Читаем Zone One полностью

The Lieutenant said, “You figure it out, you get back to me. Personally, I like them. Not supposed to say it out loud, but I think they’ve got it right and we’re the ninety-nine percent that have it all wrong.” He waited for Mark Spitz to turn away from the window. He tapped his desk, lightened the register of his voice, and the new sweeper rejoined him. “Who knows? Maybe it’ll work. The symbolism. If you can bring back New York City, you can bring back the world. Clear out Zone One, then the next, up to Fourteenth Street, Thirty-fourth, Times Square on up. Those sweet crosstown bus routes. I used to take the bus all the time when I lived here, to see the Famous New York Characters in all their glory. Spitting, scratching, talking in voices. Them, not me.” He batted at a fat fly. “We’ll take it back, barricade by barricade. Tell me, Mark Spitz, are you known for your optimistic disposition?”

“Sure.”

“I can tell.” The Lieutenant smiled. “That wall out there has to work. The barricade is the only metaphor left in this mess. The last one standing. Keep chaos out, order in. Chaos knocks on the door and bangs on the wood and gets a claw in. Will the boards hold until morning? You know what I’m talking about if you made it this far. There are small barricades-across the apartment door, then a whole house nailed up-and then we have the bigger barricades. The camp. The settlement. The city. We work our way to bigger walls.” Across the room, Fabio tried to catch his attention, but the Lieutenant dismissed the man with a flick. From his assistant’s expression, he was accustomed to his boss’s rhetorical flights. “One naturally thinks of the siege, but we overlook that because the word takes away our agency. Sure, I can play that game. We are safe inside from what is outside. We had our modern conveniences, the machines at the end of the power strip that kept away the primitive. I had my beloved cloud, you had yours.

“I notice you are not staring vacantly at your palms. Good. Sometimes they ship these mopes in here, they’ve had their souls scooped out. They wash out pretty quick. The hard way. Now I screen everybody who comes in. See what kind of business they got behind the eyes. You passed the quiz. You’re still alive. Congratulations. Even got all your fingers. Which is a big plus in this line of work.”

The Lieutenant held up a hand to his assistant, acquiescing. “We’re almost done and then you can go. I know the first thing people want to do when they get to Zone One is walk around. See the sights.” Outside, the lunchtime fusillade erupted anew. He rolled his eyes. “You get used to it. Spend some time here and you get used to it. What made you volunteer? You don’t like farming? I come from a family of farmers.”

Mark Spitz didn’t know in that moment. It would take some time in the Zone for him to discover the reason. He said, “Just trying to do my part.”

“Good answer! That can-do pheenie attitude. Personally, I say wake me when you bring back cilantro. Got any family?”

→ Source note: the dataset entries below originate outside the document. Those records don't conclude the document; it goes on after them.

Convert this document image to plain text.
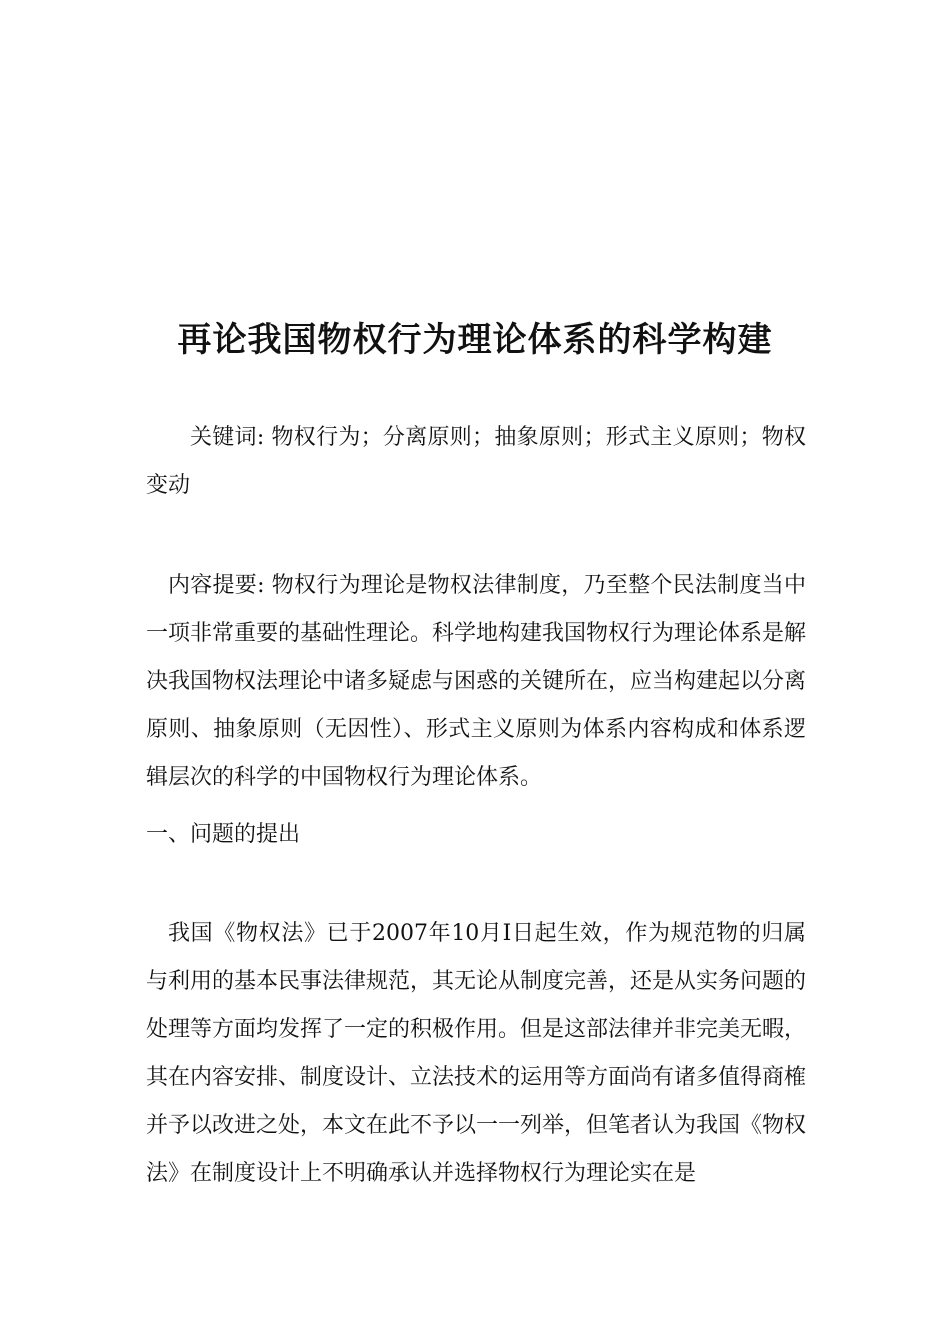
再论我国物权行为理论体系的科学构建
关键词: 物权行为；分离原则；抽象原则；形式主义原则；物权变动
内容提要: 物权行为理论是物权法律制度，乃至整个民法制度当中一项非常重要的基础性理论。科学地构建我国物权行为理论体系是解决我国物权法理论中诸多疑虑与困惑的关键所在，应当构建起以分离原则、抽象原则（无因性）、形式主义原则为体系内容构成和体系逻辑层次的科学的中国物权行为理论体系。
一、问题的提出
我国《物权法》已于2007年10月I日起生效，作为规范物的归属与利用的基本民事法律规范，其无论从制度完善，还是从实务问题的处理等方面均发挥了一定的积极作用。但是这部法律并非完美无暇，其在内容安排、制度设计、立法技术的运用等方面尚有诸多值得商榷并予以改进之处，本文在此不予以一一列举，但笔者认为我国《物权法》在制度设计上不明确承认并选择物权行为理论实在是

He thought of Uncle Lloyd, but what was there to say. “I don’t know.”

“Mostly joking with that one. I’ve been thinking about how in the old days, we had these special-ops dudes who did all the batshit stuff. Parachute into hostile territory, baroque wetwork, tiptoeing into the tent to garrote the warlord-pretend I didn’t say that-and these batshit killing machines were always single guys, single men and women, no families. What do they have to lose, right? But who has a family anymore? Everybody’s dead. All those vacation pictures floating in the cloud. Zip. Been thinking about that. Now we’re all batshit killing machines, could be a motherfucking granny wielding knitting needles. I digress.”

The Lieutenant hesitated, then nodded wearily. “What we have here in Zone One is not a suicide mission. Just a bunch of stragglers. Welcome to the team.”

The Lieutenant stared at him and Mark Spitz wondered if he was dismissed. Then the man clicked on once more. “You bunk where you want in the grid. Take your pick. Try not to break anything. They’re really big on that now. Sundays you come back here for check-in. Besides that, pop ’em, bag ’em, drag ’em. Any questions?”

“Seems pretty straightforward,” Mark Spitz said. “This has been very informative.” Fabio handed him some paperwork. He was pulling the door shut behind him when he heard, “Think it might rain today. That’s what the old clouds say.”